Tatsächlich stehen die US-amerikanischen Schieferölunternehmen jetzt vor einem echten Dilemma, nachdem sie sich von neuen Bohrungen abgewendet und Dividenden und Schuldentilgungen in den Vordergrund gestellt haben, während ihre Bestände an produktiven Bohrlöchern weiterhin ins Bodenlose fallen.

Nach Angaben der US Energy Information Administration gab es in den Vereinigten Staaten im Juli 5,957 2021 gebohrte, aber unvollendete Bohrlöcher (DUCs), den niedrigsten Stand seit November 2017, verglichen mit fast 8,900 auf dem Höchststand im Jahr 2019. Bei diesem Tempo müssen die Schieferölproduzenten die Bohrungen neuer Bohrlöcher deutlich steigern, um die aktuelle Produktionsgrenze aufrechtzuerhalten.

Wenn wir weitere Beweise dafür benötigen, dass Schieferölbohrer an ihrer neu entdeckten Disziplinierungspsychologie festhalten, gibt es aktuelle Daten der EIA. Diese Daten zeigen einen starken Rückgang der DUCs in den meisten großen Onshore-Ölförderregionen der USA. Dies wiederum deutet darauf hin, dass mehr Bohrlöcher fertiggestellt werden, aber weniger neue Brunnen gebohrt werden.
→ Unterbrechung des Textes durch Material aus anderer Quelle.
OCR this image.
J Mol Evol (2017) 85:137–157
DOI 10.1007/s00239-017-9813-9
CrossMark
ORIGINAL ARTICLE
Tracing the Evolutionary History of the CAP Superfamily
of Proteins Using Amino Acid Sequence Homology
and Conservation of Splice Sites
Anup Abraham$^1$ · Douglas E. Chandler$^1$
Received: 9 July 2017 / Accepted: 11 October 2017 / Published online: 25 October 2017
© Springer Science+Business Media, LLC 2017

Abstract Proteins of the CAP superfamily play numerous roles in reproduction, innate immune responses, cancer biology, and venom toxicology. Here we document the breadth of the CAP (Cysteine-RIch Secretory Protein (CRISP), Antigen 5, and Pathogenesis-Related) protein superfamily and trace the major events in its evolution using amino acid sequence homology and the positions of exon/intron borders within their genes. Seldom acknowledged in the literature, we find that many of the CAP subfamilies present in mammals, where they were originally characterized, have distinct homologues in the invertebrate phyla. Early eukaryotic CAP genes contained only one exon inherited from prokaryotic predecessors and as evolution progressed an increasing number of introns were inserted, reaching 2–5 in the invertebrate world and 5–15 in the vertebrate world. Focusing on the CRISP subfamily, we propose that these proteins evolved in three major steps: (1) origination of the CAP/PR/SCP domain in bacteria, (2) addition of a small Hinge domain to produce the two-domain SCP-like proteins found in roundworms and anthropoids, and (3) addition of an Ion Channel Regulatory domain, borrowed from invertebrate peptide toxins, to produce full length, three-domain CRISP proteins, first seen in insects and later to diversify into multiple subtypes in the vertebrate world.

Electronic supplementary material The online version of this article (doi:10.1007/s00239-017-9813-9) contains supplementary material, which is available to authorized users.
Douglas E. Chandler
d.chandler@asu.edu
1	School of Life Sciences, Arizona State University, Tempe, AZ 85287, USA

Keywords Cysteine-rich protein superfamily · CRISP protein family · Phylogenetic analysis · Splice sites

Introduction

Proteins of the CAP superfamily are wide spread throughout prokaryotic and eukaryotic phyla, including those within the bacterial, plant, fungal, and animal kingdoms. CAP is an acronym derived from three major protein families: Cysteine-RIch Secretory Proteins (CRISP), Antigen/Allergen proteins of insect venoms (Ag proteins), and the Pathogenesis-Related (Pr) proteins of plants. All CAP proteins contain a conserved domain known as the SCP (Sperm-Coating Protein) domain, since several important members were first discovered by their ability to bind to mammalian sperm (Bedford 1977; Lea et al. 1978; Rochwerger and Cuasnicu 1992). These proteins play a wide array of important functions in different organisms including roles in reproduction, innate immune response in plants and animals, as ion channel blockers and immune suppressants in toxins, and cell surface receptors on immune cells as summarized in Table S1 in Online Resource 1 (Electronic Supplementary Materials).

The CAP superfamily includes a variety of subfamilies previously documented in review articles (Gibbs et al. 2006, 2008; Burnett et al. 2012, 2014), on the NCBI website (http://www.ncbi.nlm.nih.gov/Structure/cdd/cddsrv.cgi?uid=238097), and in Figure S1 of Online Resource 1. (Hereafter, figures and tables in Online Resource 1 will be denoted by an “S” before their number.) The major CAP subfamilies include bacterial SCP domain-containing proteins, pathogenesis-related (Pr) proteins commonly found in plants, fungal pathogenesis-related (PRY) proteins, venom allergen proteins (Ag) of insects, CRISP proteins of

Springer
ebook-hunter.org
Es stimmt, dass höhere Fertigstellungsraten zu einem Anstieg der Ölproduktion geführt haben, insbesondere im Perm. Allerdings haben diese Fertigstellungen die DUC-Lagerbestände stark verringert, was das Wachstum der Ölproduktion in den Vereinigten Staaten in den kommenden Monaten begrenzen könnte.

Das bedeutet auch, dass die Ausgaben erhöht werden müssen, wenn Schiefer mit dem Produktionsrückgang Schritt halten soll. Es muss mehr online gehen, und das bedeutet mehr Geld.